Supposing there is any such theory that reproduced the measurements that make QM so useful, surely there must be an enormous number of such theories, in which case speculation about them would seem to be almost pointless. Actually making such models useful also seems almost hopeless. One also has to keep some perspective: even if such models are possible for any given quantum theoretical model, nonetheless they might eventually all be ruled out by future experiments; the world really might not be classical. Even so, I take this discussion to be slightly helpful in two ways: (1) as a different reason for shut up and calculate (until we actually have evidence that would justify one class of such FTL models over another); (2) as a curb on over-zealous rejection of classical models (unless all such FTL models can be ruled out).

asked Feb 10 in General Physics by Peter Morgan (1,115 points) [ no revision ]

The question is far too vague. In relativistic QFT, there is no faster than light signalling. But one can speculate about anything at unmeasurablly short durations if one is prepared to leave the standard foundations. 

The question is far too vague. What kind of limits - theoretical or experimental? We can build any kind of "theory", so what? Experimentally we are in the realm of our relativistic models so far.

Certainly I can agree that the question is vague. Certainly relativistic QFT, as an effective theory, allows no FTL signalling by construction, and that is supported by experiment as it now exists. But my intended point is that I want to motivate not looking for such models because of the inevitable arbitrariness, while, however, in the absence of explicit no-go theorems, also accepting the possibility of such models as a curb on being over-zealous about the Q(F)T models we find useful at the moment. Are there explicit theorems about the suppression or not of FTL propagation as we consider effective field theories at increasing length scales?

If you leave the standard foundation there are no theorems at all. Hence nothing to limit speculation.

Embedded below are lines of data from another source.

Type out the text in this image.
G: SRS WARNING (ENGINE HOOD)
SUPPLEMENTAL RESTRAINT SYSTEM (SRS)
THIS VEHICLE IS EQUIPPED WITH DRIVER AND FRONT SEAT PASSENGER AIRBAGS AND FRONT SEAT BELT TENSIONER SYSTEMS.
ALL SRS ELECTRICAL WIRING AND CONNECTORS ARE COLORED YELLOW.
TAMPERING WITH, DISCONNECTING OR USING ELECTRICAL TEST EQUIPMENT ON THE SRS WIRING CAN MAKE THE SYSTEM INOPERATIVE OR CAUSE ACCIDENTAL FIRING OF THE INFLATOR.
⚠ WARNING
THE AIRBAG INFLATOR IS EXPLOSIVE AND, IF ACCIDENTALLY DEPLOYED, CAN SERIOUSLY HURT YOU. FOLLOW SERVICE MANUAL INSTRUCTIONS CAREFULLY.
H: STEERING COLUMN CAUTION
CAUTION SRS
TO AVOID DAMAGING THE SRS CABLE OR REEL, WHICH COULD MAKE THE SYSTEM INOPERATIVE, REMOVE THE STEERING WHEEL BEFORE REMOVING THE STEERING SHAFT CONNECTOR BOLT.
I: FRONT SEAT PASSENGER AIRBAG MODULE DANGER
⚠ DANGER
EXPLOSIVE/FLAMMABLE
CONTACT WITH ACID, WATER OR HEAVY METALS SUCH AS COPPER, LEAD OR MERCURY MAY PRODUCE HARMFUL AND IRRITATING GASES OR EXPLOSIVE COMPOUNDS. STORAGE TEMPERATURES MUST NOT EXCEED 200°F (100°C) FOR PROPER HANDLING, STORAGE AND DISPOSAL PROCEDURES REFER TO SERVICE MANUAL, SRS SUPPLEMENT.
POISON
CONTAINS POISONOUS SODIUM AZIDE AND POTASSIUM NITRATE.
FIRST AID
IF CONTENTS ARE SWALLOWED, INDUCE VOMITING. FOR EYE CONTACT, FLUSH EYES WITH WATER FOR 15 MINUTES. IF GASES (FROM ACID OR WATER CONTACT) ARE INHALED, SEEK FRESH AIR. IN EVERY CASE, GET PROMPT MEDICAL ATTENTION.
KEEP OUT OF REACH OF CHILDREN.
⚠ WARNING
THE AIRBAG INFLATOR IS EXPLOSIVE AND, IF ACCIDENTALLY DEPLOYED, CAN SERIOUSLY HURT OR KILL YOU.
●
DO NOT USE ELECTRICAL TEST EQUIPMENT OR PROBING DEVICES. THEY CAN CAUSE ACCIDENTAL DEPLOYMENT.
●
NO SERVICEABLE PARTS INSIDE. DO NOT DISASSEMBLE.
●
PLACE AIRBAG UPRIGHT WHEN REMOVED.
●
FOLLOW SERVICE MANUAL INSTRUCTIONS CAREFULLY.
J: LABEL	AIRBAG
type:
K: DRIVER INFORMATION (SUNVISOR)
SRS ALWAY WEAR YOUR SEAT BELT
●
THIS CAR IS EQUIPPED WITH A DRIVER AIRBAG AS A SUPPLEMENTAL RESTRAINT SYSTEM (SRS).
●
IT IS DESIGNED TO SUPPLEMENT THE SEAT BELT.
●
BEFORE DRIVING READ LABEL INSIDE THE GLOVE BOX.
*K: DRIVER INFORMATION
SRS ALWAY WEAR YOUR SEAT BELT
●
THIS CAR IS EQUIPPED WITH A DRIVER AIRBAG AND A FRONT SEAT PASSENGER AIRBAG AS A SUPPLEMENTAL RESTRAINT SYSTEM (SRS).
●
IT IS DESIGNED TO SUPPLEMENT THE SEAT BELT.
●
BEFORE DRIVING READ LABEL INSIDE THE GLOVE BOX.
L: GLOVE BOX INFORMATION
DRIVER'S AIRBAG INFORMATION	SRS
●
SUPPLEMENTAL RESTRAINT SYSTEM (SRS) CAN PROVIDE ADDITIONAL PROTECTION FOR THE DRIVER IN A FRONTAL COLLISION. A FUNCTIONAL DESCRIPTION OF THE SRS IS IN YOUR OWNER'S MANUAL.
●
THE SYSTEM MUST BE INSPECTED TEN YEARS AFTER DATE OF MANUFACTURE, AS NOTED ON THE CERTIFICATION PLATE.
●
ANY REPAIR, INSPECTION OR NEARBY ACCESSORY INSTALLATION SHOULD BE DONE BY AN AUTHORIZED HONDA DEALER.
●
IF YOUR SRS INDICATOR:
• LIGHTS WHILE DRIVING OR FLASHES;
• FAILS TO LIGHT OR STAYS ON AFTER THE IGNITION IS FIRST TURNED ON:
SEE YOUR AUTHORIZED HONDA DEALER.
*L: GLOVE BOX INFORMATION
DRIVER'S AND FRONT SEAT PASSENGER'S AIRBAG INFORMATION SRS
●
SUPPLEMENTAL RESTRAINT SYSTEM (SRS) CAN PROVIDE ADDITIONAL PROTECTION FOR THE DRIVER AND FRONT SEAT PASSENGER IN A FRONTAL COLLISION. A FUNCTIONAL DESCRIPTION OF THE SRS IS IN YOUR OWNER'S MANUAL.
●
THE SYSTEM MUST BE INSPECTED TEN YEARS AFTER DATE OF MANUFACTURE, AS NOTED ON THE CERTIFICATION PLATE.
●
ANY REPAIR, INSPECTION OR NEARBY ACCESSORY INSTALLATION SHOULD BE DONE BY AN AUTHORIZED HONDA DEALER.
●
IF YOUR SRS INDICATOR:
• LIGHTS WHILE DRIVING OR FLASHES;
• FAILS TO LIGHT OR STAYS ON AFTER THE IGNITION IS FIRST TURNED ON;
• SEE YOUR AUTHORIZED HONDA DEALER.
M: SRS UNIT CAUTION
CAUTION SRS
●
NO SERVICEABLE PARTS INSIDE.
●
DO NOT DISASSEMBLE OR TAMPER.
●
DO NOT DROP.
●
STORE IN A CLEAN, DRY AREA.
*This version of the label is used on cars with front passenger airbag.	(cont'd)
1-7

FWIW, despite the ridiculous example I had thought of myself as limited to effective field theories, perhaps random or quantum however I am content to restrict to only quantum, but with the one change of introducing much-FTL-Lorentzian propagators at very small scales, resulting, perhaps, in effective Einstein-Lorentzian propagators at scales above perhaps $10^{-20}$ meters. It seems that such a construction would need to be at many orders of magnitude smaller than nuclear scales for the Einstein-Lorentzian propagators to be as accurately effective as they are. This doesn't seem obviously too much of a stretch given that, slightly analogously, for the very special case of Helium in specific conditions, Einstein-Lorentzian propagators at atomic length scales result in effective speed-of-sound Lorentzian propagators, with, say, 8-10 orders of magnitude between length scales.